Le secrétaire général de l’ONU, António Guterres, a appelé à une interdiction internationale des robots IA tueurs, des machines capables de sélectionner et d’attaquer des cibles humaines sans intervention humaine. Lors d’un discours à Genève, il a qualifié ces systèmes d’armes autonomes létales de moralement répugnants, soulignant que certaines décisions doivent rester à jamais humaines, notamment celles concernant la vie ou la mort. Guterres milite pour une réglementation stricte, voire une interdiction, inscrite dans le droit international. Cette prise de position intervient alors que plusieurs pays, dont les États-Unis, accélèrent l’intégration de l’intelligence artificielle dans leurs stratégies militaires. L’ONU alerte sur la rapidité des progrès technologiques, qui rendent ces armes de plus en plus accessibles et dangereuses.
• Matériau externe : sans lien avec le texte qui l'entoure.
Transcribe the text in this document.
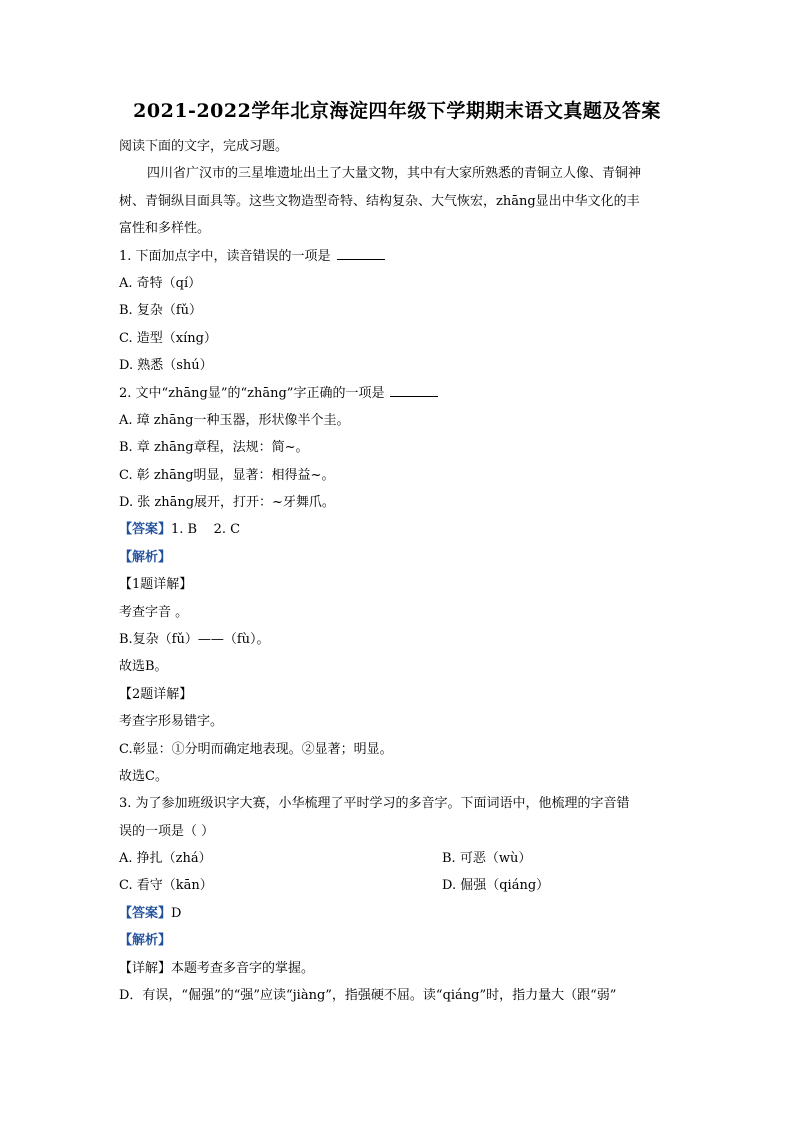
2021-2022学年北京海淀四年级下学期期末语文真题及答案
阅读下面的文字，完成习题。
四川省广汉市的三星堆遗址出土了大量文物，其中有大家所熟悉的青铜立人像、青铜神
树、青铜纵目面具等。这些文物造型奇特、结构复杂、大气恢宏，zhāng显出中华文化的丰
富性和多样性。
1. 下面加点字中，读音错误的一项是
A. 奇特（qí）
B. 复杂（fǔ）
C. 造型（xíng）
D. 熟悉（shú）
2. 文中“zhāng显”的“zhāng”字正确的一项是
A. 璋 zhāng一种玉器，形状像半个圭。
B. 章 zhāng章程，法规：简~。
C. 彰 zhāng明显，显著：相得益~。
D. 张 zhāng展开，打开：~牙舞爪。
【答案】1. B    2. C
【解析】
【1题详解】
考查字音 。
B.复杂（fǔ）——（fù）。
故选B。
【2题详解】
考查字形易错字。
C.彰显：①分明而确定地表现。②显著；明显。
故选C。
3. 为了参加班级识字大赛，小华梳理了平时学习的多音字。下面词语中，他梳理的字音错
误的一项是（ ）
A. 挣扎（zhá）	B. 可恶（wù）
C. 看守（kān）	D. 倔强（qiáng）
【答案】D
【解析】
【详解】本题考查多音字的掌握。
D．有误，“倔强”的“强”应读“jiàng”，指强硬不屈。读“qiáng”时，指力量大（跟“弱”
L’intelligence artificielle (IA) est déjà utilisée par plusieurs armées dans le monde. Aux États-Unis, le Pentagone s’appuie sur des modèles d’IA générative, comme ceux développés par l’entreprise Anthropic, pour des opérations militaires. Par exemple, ces outils ont été employés lors de la capture du président vénézuélien Nicolas Maduro et pendant un conflit entre les États-Unis et l’Iran. Cependant, Anthropic a rappelé que ses conditions d’utilisation interdisent explicitement de développer ou concevoir des armes, bien que l’entreprise n’ait pas objecté à l’usage de ses technologies dans des opérations militaires existantes. L’IA est aussi utilisée pour assister les décisions stratégiques, comme le confirme Bernard Benhamou, secrétaire général de l’Institut de la souveraineté numérique, qui souligne que ces outils s’immiscent dans des sphères hautement stratégiques et décisionnelles.
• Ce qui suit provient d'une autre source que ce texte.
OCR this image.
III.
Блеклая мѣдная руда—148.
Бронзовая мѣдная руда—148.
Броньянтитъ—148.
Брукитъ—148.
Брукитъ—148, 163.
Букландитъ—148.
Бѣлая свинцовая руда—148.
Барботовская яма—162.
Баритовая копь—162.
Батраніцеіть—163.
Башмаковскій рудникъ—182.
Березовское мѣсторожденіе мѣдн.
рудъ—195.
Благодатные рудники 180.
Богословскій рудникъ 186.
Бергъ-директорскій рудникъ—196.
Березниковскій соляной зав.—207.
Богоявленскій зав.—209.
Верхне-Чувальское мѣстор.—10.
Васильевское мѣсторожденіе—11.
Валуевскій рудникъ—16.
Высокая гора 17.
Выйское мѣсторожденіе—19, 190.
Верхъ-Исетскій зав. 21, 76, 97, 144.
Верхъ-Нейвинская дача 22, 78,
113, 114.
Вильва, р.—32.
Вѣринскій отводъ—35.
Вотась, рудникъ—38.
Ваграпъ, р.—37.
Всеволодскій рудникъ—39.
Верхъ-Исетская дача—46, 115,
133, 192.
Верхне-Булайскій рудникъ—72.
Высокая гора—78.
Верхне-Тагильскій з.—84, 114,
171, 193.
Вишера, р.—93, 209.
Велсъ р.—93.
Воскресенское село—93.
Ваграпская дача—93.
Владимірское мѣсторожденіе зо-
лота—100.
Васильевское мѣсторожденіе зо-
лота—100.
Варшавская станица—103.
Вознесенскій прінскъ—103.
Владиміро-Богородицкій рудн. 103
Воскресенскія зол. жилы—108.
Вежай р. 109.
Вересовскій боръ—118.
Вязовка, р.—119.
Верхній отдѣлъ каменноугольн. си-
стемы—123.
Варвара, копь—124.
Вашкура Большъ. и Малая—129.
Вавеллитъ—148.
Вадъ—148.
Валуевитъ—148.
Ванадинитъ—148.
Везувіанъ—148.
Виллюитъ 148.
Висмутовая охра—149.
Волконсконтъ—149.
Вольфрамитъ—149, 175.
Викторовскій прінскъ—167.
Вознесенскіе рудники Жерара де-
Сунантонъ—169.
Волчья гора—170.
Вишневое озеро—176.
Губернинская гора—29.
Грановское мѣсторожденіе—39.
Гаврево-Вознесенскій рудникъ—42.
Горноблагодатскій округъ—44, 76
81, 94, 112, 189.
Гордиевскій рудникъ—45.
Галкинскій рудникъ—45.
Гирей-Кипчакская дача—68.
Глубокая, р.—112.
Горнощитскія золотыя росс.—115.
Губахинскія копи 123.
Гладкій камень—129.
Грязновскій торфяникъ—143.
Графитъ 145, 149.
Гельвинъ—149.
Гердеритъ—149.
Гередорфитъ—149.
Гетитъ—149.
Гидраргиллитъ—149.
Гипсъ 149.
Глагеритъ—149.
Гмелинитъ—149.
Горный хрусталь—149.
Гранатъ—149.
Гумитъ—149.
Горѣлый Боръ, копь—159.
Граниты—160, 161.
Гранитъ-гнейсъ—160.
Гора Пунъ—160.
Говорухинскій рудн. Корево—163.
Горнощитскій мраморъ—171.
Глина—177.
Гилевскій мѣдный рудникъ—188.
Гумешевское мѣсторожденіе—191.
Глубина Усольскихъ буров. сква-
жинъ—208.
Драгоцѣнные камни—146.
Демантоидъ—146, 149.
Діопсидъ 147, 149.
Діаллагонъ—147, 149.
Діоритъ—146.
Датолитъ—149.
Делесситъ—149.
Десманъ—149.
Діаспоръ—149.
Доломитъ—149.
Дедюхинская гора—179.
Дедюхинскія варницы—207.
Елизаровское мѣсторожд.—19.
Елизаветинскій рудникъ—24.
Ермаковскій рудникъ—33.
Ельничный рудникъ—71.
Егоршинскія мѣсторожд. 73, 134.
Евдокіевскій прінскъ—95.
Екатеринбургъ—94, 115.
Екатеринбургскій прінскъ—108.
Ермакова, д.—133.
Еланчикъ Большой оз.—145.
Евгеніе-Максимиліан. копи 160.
La question des robots IA tueurs soulève des débats éthiques et religieux. Le pape François, dans son encyclique Magnifica Humanitas, a critiqué l’usage militaire de l’IA, affirmant que la décision de tuer ne doit jamais reposer sur des critères comme la rapidité ou l’efficacité. Selon lui, l’IA ne fait qu’accélérer et déshumaniser les conflits, transformant les victimes en simples données et abaissant le seuil de la violence. Ces positions rejoignent celles d’António Guterres, mais leur impact reste limité face aux avancées technologiques. Les tensions géopolitiques, comme la rivalité entre les États-Unis et la Chine, compliquent la mise en place d’un accord international pour réguler ces armes.
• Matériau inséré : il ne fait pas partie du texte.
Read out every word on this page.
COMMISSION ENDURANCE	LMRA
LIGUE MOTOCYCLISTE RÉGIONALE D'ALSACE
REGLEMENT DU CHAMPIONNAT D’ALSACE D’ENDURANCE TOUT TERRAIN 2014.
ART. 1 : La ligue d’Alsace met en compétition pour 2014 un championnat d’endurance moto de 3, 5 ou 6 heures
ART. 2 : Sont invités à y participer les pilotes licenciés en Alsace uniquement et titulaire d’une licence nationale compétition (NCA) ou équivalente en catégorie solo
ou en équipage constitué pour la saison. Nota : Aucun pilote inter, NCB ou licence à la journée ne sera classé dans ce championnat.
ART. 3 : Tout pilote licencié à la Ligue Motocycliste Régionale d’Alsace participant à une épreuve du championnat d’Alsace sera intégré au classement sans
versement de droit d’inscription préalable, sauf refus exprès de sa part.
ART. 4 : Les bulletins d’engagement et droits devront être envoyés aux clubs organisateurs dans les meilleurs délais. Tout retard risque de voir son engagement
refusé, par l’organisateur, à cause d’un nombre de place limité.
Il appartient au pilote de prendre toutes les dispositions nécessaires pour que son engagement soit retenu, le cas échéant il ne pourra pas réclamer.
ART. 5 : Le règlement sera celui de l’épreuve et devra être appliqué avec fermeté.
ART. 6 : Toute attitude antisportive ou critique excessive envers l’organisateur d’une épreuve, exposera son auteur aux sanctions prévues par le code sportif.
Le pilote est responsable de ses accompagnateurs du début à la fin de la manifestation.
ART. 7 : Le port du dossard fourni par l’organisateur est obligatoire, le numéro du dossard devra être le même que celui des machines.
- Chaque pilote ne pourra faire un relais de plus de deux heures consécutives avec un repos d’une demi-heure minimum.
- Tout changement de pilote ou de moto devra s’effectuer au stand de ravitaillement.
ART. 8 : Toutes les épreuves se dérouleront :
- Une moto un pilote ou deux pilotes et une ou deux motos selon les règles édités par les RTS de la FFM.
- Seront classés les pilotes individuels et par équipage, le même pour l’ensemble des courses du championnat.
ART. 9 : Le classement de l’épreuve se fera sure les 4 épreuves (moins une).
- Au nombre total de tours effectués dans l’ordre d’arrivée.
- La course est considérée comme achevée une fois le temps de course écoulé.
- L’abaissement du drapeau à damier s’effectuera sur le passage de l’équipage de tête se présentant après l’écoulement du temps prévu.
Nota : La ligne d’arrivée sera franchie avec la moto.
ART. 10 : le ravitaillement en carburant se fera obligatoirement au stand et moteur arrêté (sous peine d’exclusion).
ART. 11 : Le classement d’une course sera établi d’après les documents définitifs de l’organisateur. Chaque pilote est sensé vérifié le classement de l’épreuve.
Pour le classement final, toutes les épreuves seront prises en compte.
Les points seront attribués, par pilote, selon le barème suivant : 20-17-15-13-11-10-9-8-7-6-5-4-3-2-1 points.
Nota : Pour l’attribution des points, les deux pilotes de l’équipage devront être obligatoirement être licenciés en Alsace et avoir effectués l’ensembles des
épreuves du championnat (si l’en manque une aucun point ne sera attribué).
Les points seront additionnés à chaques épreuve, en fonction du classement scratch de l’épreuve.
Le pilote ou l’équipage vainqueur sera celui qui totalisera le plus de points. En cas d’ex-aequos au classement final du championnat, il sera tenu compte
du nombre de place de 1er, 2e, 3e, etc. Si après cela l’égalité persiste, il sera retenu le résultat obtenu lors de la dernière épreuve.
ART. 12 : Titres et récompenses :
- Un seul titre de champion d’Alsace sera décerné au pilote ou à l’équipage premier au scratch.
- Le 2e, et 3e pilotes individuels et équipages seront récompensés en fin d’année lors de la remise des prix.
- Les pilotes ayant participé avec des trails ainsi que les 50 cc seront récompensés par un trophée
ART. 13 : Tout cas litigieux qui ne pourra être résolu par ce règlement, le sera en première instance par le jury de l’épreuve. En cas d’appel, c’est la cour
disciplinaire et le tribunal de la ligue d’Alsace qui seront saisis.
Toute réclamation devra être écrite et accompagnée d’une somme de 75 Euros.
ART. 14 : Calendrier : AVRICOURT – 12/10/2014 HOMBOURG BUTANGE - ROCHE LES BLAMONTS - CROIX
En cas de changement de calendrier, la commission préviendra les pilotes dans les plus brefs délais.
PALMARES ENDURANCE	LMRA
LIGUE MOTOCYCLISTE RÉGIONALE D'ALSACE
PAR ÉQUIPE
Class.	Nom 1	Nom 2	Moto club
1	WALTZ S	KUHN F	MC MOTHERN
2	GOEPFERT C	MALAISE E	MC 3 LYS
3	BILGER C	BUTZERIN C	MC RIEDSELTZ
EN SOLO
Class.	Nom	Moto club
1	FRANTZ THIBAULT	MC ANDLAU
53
Aux États-Unis, l’administration Trump a marqué sa position en désignant Anthropic comme *fournisseur à risque* et en changeant de partenaire pour ses projets d’IA militaire. Cette décision fait suite à des tensions autour de l’utilisation de l’IA générative dans des opérations controversées. En France, un rapport de l’Assemblée nationale publié en 2025 a révélé que les *drones de combat* intègrent de plus en plus l’IA, offrant de nouvelles stratégies opérationnelles. Cependant, l’opacité des réglementations, notamment sous l’administration Trump, et les divergences entre les grandes puissances (États-Unis, Chine) rendent difficile l’adoption d’un cadre international contraignant. Les enjeux incluent aussi la protection des valeurs démocratiques, comme la surveillance de masse, que l’IA pourrait faciliter.